聖地オーガスタで3位!安田祐香が語る「マスターズの見どころ」

2019年04月09日 11時00分

クラブハウスを背にポーズを取る安田

【ジョージア州オーガスタ7日(日本時間8日)発】男子ゴルフの今季メジャー初戦「マスターズ」(11日~)の前週に初開催された「オーガスタナショナル女子アマ」で、安田祐香(18=大手前大1年)が通算2アンダーの3位に食い込んだ。帰国後にテレビで「マスターズ」を観戦するという安田を本紙がラウンド後に直撃。実際にプレーした選手ならではの見どころを語ってくれた。

【平成最後の祭典マスターズ主役は誰だ】最終日(6日)は4バーディー、4ボギーの72で堂々のフィニッシュ。女子の大会が初めて開催されたオーガスタナショナルGC(パー72)でのプレーを終えた安田は「ドキドキするし、ワクワクするし、楽しかった。興奮はマックス。幸せでした」と喜びの言葉を何度も繰り返した。

 同コースでのプレーは前日の練習ラウンドと合わせて2ラウンド。最終日は大観衆も詰めかけて「初めて海外のギャラリーの方に囲まれてプレーして(反応が)アメリカンな感じでうれしかった」。スケジュールなどの都合で「帰りますというか、帰らされます(笑い)」と大会後は早々に帰国の途に。「練習ラウンドでもいいから見たい」と話していた「マスターズ」の生観戦はかなわず、日本でのテレビ観戦となる。

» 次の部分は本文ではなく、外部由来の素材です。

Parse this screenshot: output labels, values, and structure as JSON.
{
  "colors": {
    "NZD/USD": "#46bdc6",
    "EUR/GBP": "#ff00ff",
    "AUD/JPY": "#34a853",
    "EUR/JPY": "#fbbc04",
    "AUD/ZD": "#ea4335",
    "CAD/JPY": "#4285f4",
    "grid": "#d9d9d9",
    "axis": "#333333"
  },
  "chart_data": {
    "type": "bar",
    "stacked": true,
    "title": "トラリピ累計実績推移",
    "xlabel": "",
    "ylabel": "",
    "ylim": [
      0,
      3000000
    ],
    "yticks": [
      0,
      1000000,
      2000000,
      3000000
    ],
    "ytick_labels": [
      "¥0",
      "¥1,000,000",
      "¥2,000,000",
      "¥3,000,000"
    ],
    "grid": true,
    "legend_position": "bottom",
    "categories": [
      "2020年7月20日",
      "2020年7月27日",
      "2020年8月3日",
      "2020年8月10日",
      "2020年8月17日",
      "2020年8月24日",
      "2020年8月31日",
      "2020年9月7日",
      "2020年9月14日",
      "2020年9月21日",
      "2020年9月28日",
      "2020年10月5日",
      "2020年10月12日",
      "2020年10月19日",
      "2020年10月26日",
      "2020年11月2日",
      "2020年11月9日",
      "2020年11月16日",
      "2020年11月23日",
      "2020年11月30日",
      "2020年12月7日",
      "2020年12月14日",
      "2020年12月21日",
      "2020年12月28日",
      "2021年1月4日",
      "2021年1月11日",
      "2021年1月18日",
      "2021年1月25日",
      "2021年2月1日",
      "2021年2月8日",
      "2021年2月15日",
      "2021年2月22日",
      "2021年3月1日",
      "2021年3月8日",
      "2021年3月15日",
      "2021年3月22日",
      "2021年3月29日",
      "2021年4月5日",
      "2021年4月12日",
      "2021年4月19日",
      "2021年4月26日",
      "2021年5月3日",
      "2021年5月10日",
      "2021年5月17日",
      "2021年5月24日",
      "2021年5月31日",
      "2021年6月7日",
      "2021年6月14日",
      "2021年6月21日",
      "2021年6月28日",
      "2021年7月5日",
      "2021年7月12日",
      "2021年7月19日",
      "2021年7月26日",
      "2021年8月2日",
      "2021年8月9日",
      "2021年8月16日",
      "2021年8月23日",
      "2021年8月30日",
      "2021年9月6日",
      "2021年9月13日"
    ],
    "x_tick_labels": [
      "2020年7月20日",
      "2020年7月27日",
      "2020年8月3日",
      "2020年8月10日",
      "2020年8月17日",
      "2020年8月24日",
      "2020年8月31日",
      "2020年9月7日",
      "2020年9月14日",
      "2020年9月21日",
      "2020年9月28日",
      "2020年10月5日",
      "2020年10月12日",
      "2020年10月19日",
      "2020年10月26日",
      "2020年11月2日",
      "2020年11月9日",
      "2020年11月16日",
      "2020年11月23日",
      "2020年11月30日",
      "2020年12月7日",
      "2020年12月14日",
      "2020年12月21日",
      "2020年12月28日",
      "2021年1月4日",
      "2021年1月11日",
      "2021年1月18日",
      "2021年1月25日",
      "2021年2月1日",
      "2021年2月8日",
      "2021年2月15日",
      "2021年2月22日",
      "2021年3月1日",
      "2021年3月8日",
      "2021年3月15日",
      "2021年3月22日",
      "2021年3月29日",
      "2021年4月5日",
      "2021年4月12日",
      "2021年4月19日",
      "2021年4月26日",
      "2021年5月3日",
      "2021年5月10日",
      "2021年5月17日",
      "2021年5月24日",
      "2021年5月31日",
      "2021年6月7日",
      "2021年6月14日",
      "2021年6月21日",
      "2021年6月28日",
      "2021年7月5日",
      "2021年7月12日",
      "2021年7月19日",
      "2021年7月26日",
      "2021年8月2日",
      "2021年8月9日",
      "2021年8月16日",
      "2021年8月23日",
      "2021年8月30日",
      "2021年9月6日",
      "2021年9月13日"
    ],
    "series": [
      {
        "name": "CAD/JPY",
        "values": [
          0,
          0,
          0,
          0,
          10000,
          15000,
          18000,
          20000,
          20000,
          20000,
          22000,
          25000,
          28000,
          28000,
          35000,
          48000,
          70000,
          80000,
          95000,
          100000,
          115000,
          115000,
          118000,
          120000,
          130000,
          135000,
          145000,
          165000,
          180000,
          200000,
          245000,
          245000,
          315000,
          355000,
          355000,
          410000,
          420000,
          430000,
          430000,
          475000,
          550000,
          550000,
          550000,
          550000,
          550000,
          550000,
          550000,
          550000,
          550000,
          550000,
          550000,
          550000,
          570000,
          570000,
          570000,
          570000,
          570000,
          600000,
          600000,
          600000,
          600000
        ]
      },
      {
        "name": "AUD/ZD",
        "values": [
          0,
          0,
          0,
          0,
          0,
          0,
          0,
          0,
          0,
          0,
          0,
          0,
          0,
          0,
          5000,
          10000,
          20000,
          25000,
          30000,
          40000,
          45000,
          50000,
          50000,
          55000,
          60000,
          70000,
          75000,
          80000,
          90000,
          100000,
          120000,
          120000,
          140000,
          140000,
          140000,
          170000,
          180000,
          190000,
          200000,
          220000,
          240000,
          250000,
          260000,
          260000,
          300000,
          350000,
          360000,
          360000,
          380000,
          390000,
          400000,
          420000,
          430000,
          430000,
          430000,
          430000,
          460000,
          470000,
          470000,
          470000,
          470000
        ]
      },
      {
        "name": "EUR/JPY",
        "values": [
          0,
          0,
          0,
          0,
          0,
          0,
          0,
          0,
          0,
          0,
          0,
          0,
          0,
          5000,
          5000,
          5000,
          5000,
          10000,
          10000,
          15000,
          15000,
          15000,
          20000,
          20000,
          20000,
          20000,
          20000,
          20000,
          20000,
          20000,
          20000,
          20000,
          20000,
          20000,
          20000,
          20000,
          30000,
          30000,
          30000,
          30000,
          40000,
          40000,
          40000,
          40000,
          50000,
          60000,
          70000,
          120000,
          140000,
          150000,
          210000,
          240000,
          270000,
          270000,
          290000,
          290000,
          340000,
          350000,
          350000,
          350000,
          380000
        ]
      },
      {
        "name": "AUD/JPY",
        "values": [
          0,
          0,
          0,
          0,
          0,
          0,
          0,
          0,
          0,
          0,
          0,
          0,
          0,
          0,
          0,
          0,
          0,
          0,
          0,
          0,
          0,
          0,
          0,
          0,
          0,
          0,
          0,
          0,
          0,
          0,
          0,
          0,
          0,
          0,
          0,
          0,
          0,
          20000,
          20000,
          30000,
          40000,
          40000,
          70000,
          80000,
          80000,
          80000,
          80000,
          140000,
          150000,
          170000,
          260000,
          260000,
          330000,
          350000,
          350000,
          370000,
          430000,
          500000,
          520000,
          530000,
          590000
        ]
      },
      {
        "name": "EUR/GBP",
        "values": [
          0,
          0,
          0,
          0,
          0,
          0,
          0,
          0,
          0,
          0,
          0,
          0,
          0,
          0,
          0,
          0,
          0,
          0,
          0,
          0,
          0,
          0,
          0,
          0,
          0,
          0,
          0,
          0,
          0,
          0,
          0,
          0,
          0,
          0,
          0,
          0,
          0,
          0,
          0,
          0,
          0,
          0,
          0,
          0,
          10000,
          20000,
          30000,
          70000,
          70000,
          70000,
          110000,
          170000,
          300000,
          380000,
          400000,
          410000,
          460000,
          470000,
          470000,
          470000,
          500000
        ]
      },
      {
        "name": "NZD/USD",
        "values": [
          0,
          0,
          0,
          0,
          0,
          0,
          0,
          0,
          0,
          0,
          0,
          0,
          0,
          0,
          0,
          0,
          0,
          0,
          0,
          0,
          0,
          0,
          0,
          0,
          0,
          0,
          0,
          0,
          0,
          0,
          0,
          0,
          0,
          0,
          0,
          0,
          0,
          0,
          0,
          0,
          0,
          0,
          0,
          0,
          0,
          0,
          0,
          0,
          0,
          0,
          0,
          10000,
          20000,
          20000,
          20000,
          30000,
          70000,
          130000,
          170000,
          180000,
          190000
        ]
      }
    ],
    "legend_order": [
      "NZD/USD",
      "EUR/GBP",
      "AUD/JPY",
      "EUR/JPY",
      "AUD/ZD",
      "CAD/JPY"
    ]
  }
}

「今までとは見方が変わると思います。飛距離は全然違うけど、『マスターズ』の最終日と似たピン位置のホールも多かったので、男子のトッププロがどう攻めるのか見てみたいですね」

 実際に同じコースで戦った者として、憧れの松山英樹(27=LEXUS)やタイガー・ウッズ(43=米国)らのプレーを見ることを楽しみにしている。

 18ホールの中でも印象に残ったというのが11~13番の通称「アーメンコーナー」だ。「11番(パー4)は今までテレビで見ていて長いと思っていたんですけど、女子のティーはそんなに距離がなくて、ティーショットがフェアウエーに置けたら大丈夫だと思ってプレーしました。実際は左のラフに行ってしまったんですけど、2オンしてパーが取れました」。女子アマでは400ヤードだったが「マスターズ」では505ヤード。距離も印象も全く異なるコースの攻略が見どころとなる。

 続く12番パー3は男子と10ヤード差の145ヤードでプレー。「私がプレーした時はあまり風を感じなくて、1時間ごとの風の変化も把握しているというキャディーさんを信頼して、9Iで打ちました」

 手前に池が広がるが、キャディーのアドバイスは「奥は絶対にダメ」。バーディーパットは惜しくも決まらなかったが、得意のアイアンショットでピン横3メートルにつけ“アメリカン”な歓声を浴びた。「風があったら、もっと難しいだろうなと感じました」。風の中でのプレーがチェックポイントだ。

 13番パー5は残り93ヤードからの3打目をピン奥3メートルにつけてバーディーを奪った。「マスターズ」では多くの選手が2オンを狙うホール。「私は刻むのでティーショットは(左の)池に入れなければいいやと思って打てたけど、男子は違うと思います」。安田が注目する“攻め方の違い”がはっきりと出るホールだ。

 前方のティーからプレーしても「マスターズ」で使用する後方のティーは自然と視界に入ってきた。「18番(パー4)は女子のティーからでも打ちにくいティーショットなのに、後ろのティーから打ったらもっと狭くて、木が迫ってきて難しそうでした」。優勝争いを繰り広げる選手にとっては最後の難所だ。

「練習ラウンドが一度だけだったので、私は怖さを知らずに毎ホール、ピンを攻められたけど、何度も回っていたら同じようにはプレーできなかったと思います」

 ウッズは22回目、松山は8回目の出場。怖さを含め、コースを知り尽くした選手たちによる「マスターズ」がいよいよ始まる。